Funding from OCII for these units through FY2031 is approximately $103 million.
SFHA – Disposition Projects The Housing Authority is an important partner in the HOPE SF projects described in the Economic and Neighborhood Development chapter.
To better support low-income residents in San Francisco, SFHA plans to convert the sites to Project-Based Vouchers, then transfer ownership and management to a non-profit developer entity. The increased rent subsidies from the vouchers will enable the private owners to secure the additional resources needed to complete full rehabilitations of the sites. A combination of this financing with a public land trust in the form of a long-term ground lease and local developers is a public-private partnership consistent with SFHA’s re-envisioning. This structure ensures long-term affordability and oversight through the lend-lease structure, access to new funds not available to SFHA, and improved housing conditions.
SFHA is also working on dispositions of other properties: scattered sites, and Plaza East. Disposing of these properties will allow the flow of funding needed to enhance the quality of life for the residents. The Housing Authority is committed to protecting the rights of the current residents in these units and meeting all requirements pursuant to HUD’s public housing regulations.
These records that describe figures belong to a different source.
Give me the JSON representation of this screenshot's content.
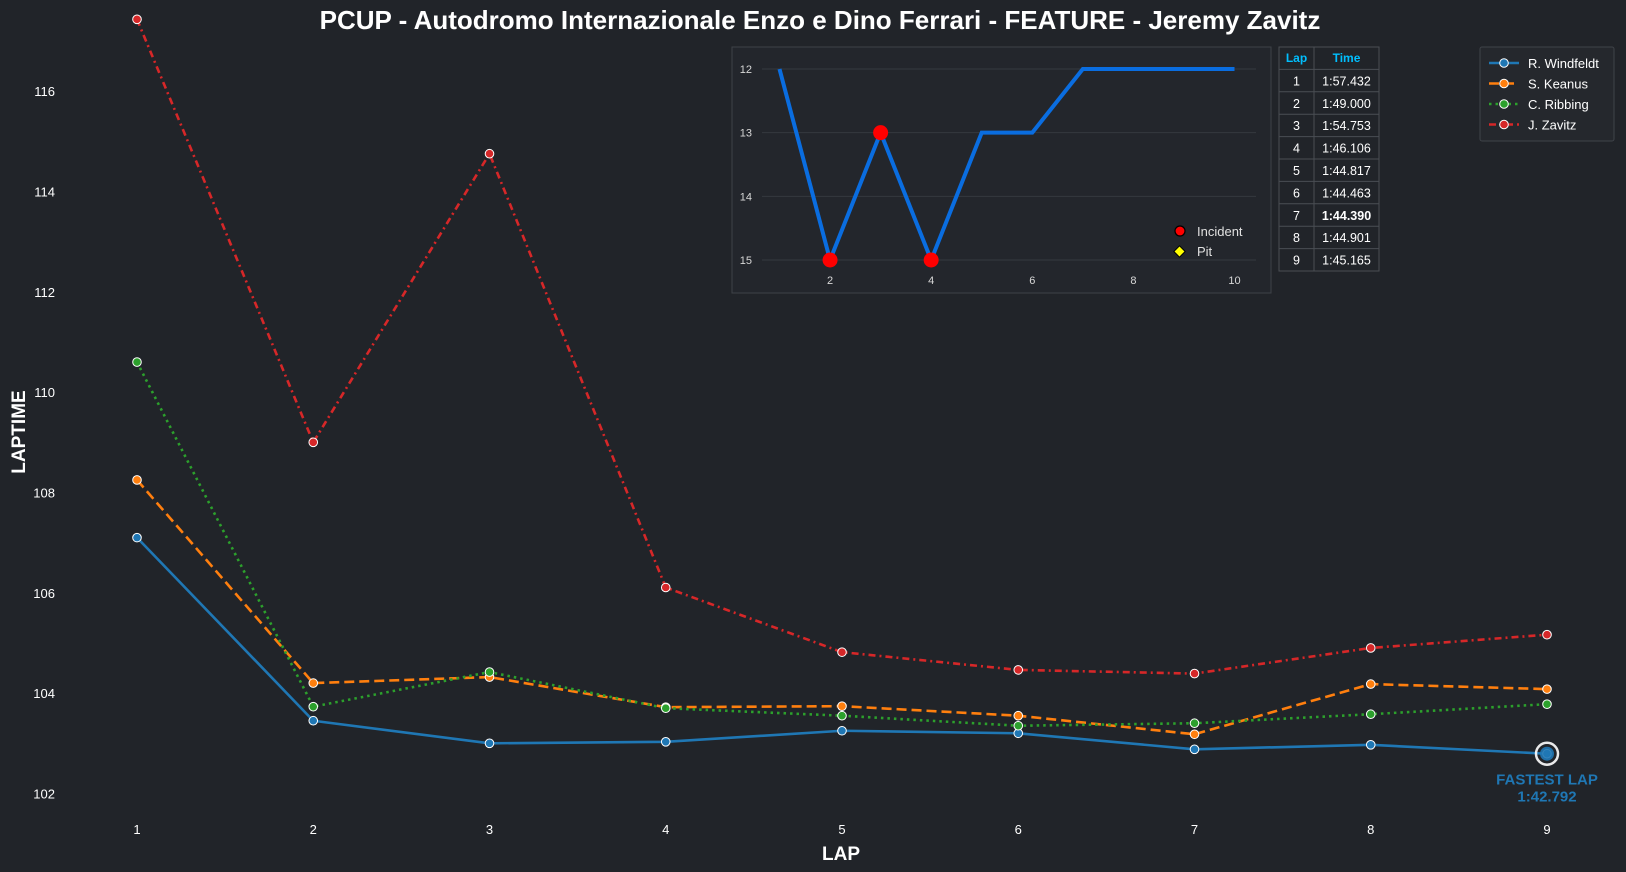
{
  "chart_data": [
    {
      "type": "line",
      "title": "PCUP - Autodromo Internazionale Enzo e Dino Ferrari - FEATURE - Jeremy Zavitz",
      "xlabel": "LAP",
      "ylabel": "LAPTIME",
      "categories": [
        1,
        2,
        3,
        4,
        5,
        6,
        7,
        8,
        9
      ],
      "ylim": [
        101.8,
        117.0
      ],
      "yticks": [
        102,
        104,
        106,
        108,
        110,
        112,
        114,
        116
      ],
      "grid": false,
      "legend_position": "top-right",
      "series": [
        {
          "name": "R. Windfeldt",
          "color": "#1f77b4",
          "line_style": "solid",
          "values": [
            107.1,
            103.45,
            103.0,
            103.03,
            103.25,
            103.2,
            102.88,
            102.97,
            102.792
          ]
        },
        {
          "name": "S. Keanus",
          "color": "#ff7f0e",
          "line_style": "dashed",
          "values": [
            108.25,
            104.2,
            104.32,
            103.72,
            103.74,
            103.55,
            103.18,
            104.18,
            104.08
          ]
        },
        {
          "name": "C. Ribbing",
          "color": "#2ca02c",
          "line_style": "dotted",
          "values": [
            110.6,
            103.73,
            104.42,
            103.7,
            103.55,
            103.35,
            103.4,
            103.58,
            103.78
          ]
        },
        {
          "name": "J. Zavitz",
          "color": "#d62728",
          "line_style": "dashdot",
          "values": [
            117.432,
            109.0,
            114.753,
            106.106,
            104.817,
            104.463,
            104.39,
            104.901,
            105.165
          ]
        }
      ],
      "annotation": {
        "line1": "FASTEST LAP",
        "line2": "1:42.792",
        "lap": 9,
        "value": 102.792,
        "color": "#1f77b4"
      }
    },
    {
      "type": "line",
      "title": "",
      "x": [
        1,
        2,
        3,
        4,
        5,
        6,
        7,
        8,
        9,
        10
      ],
      "values": [
        12,
        15,
        13,
        15,
        13,
        13,
        12,
        12,
        12,
        12
      ],
      "xticks": [
        2,
        4,
        6,
        8,
        10
      ],
      "yticks": [
        12,
        13,
        14,
        15
      ],
      "y_inverted": true,
      "color": "#0a6de0",
      "incidents": [
        {
          "x": 2,
          "y": 15
        },
        {
          "x": 3,
          "y": 13
        },
        {
          "x": 4,
          "y": 15
        }
      ],
      "pits": [],
      "legend": [
        {
          "label": "Incident",
          "color": "#ff0000"
        },
        {
          "label": "Pit",
          "color": "#ffff00"
        }
      ],
      "grid": true
    },
    {
      "type": "table",
      "columns": [
        "Lap",
        "Time"
      ],
      "header_color": "#00bfff",
      "highlight_color": "#ffff00",
      "rows": [
        {
          "lap": "1",
          "time": "1:57.432"
        },
        {
          "lap": "2",
          "time": "1:49.000"
        },
        {
          "lap": "3",
          "time": "1:54.753"
        },
        {
          "lap": "4",
          "time": "1:46.106"
        },
        {
          "lap": "5",
          "time": "1:44.817"
        },
        {
          "lap": "6",
          "time": "1:44.463"
        },
        {
          "lap": "7",
          "time": "1:44.390",
          "highlight": true
        },
        {
          "lap": "8",
          "time": "1:44.901"
        },
        {
          "lap": "9",
          "time": "1:45.165"
        }
      ]
    }
  ]
}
SFHA – Rental Assistance Demonstration
(RAD) Program
On Phases 1 and 2, conversion of 3,480 public housing units to Project Based Vouchers (PBV) under RAD addressed critical immediate and long-term rehabilitation needs and preserving affordability for very low-income residents by increasing revenue and by attracting new capital. In addition to RAD, the financing strategy as contemplated by the Plan relies upon HUD’s Section 18 Disposition/Demolition program which has permitted the Authority to obtain additional Housing Choice Voucher/Section 8 vouchers to supplement the RAD program.
On a third phase of RAD conversions for the HOPE VI sites, an additional 425 units were transferred to the new program by December 2020.
All 39 RAD projects utilize private debt, equity generated by the Low-Income Housing Tax Credit program, and soft debt from the Authority and the City and County of San Francisco. This approach has resulted in a $2.3 billion conversion project and generated $830 million in construction and rehabilitation work that benefits the tenants of Authority sites while preserving existing affordability.